My situation at the time I was licensed was not exactly the same, but when I was first looking for a call my candidates and credentials committee (whatever that particular committee may be called in your presbytery) knew that there were not many openings within the ARP at that time and actively encouraged me to seek a pulpit in a sister NAPARC denomination. I interviewed with RCUS, PCA, OPC, RPCNA, and ARP churches before being installed as the minister here in Ellisville, which at the time was "Independent".


----------



## Jake (Apr 11, 2014)

Tim said:


> Edward said:
> 
> 
> > It might not be clear to some of the Baptists here, so I'll point out that an ordained teaching elder is a member of presbytery, not of the congregation which he serves.
> ...



Is this the case with any other Presbyterian bodies in the US? I know it's not generally the case in Dutch Reformed churches, but other Westminister-confessing churches?


----------



## AlexanderHenderson1647 (Apr 11, 2014)

An elder-at-large in the OPC who attends our RP plant here in Dayton has had his credentials recognized somewhat de facto.
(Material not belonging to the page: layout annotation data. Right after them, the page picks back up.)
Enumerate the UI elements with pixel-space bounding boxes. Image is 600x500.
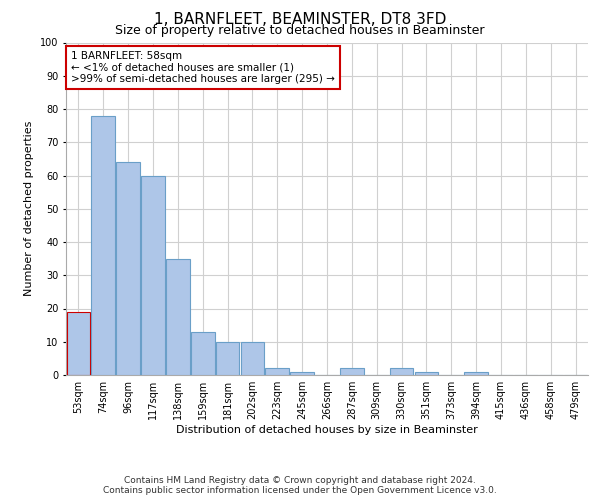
Bar	[166, 258, 190, 375]
Bar	[265, 368, 289, 375]
Text: 1, BARNFLEET, BEAMINSTER, DT8 3FD: 1, BARNFLEET, BEAMINSTER, DT8 3FD	[154, 12, 446, 28]
Bar	[216, 342, 239, 375]
Bar	[390, 368, 413, 375]
Bar	[241, 342, 264, 375]
Bar	[464, 372, 488, 375]
Bar	[116, 162, 140, 375]
Bar	[191, 332, 215, 375]
Bar	[141, 176, 165, 375]
Text: 1 BARNFLEET: 58sqm
← <1% of detached houses are smaller (1)
>99% of semi-detache: 1 BARNFLEET: 58sqm ← <1% of detached hou…	[71, 51, 335, 84]
Bar	[91, 116, 115, 375]
Text: Contains HM Land Registry data © Crown copyright and database right 2024.
Contai: Contains HM Land Registry data © Crown c…	[103, 476, 497, 495]
Bar	[340, 368, 364, 375]
Y-axis label: Number of detached properties: Number of detached properties	[25, 121, 34, 296]
Bar	[415, 372, 438, 375]
Text: Size of property relative to detached houses in Beaminster: Size of property relative to detached ho…	[115, 24, 485, 37]
X-axis label: Distribution of detached houses by size in Beaminster: Distribution of detached houses by size …	[176, 425, 478, 435]
Bar	[290, 372, 314, 375]
Bar	[67, 312, 90, 375]
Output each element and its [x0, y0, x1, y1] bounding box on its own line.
He exhorts on occasion from the pulpit in keeping with the RP practice to allow REs to do so from time to time with the blessing of our oversight planting committee, Southern Church Extension.


----------



## Edward (Apr 11, 2014)

Tim said:


> This is not the case in the RPCNA. I happened to ask my pastor about this very subject last Lord's Day.



Thanks for the additional information about that denomination.


----------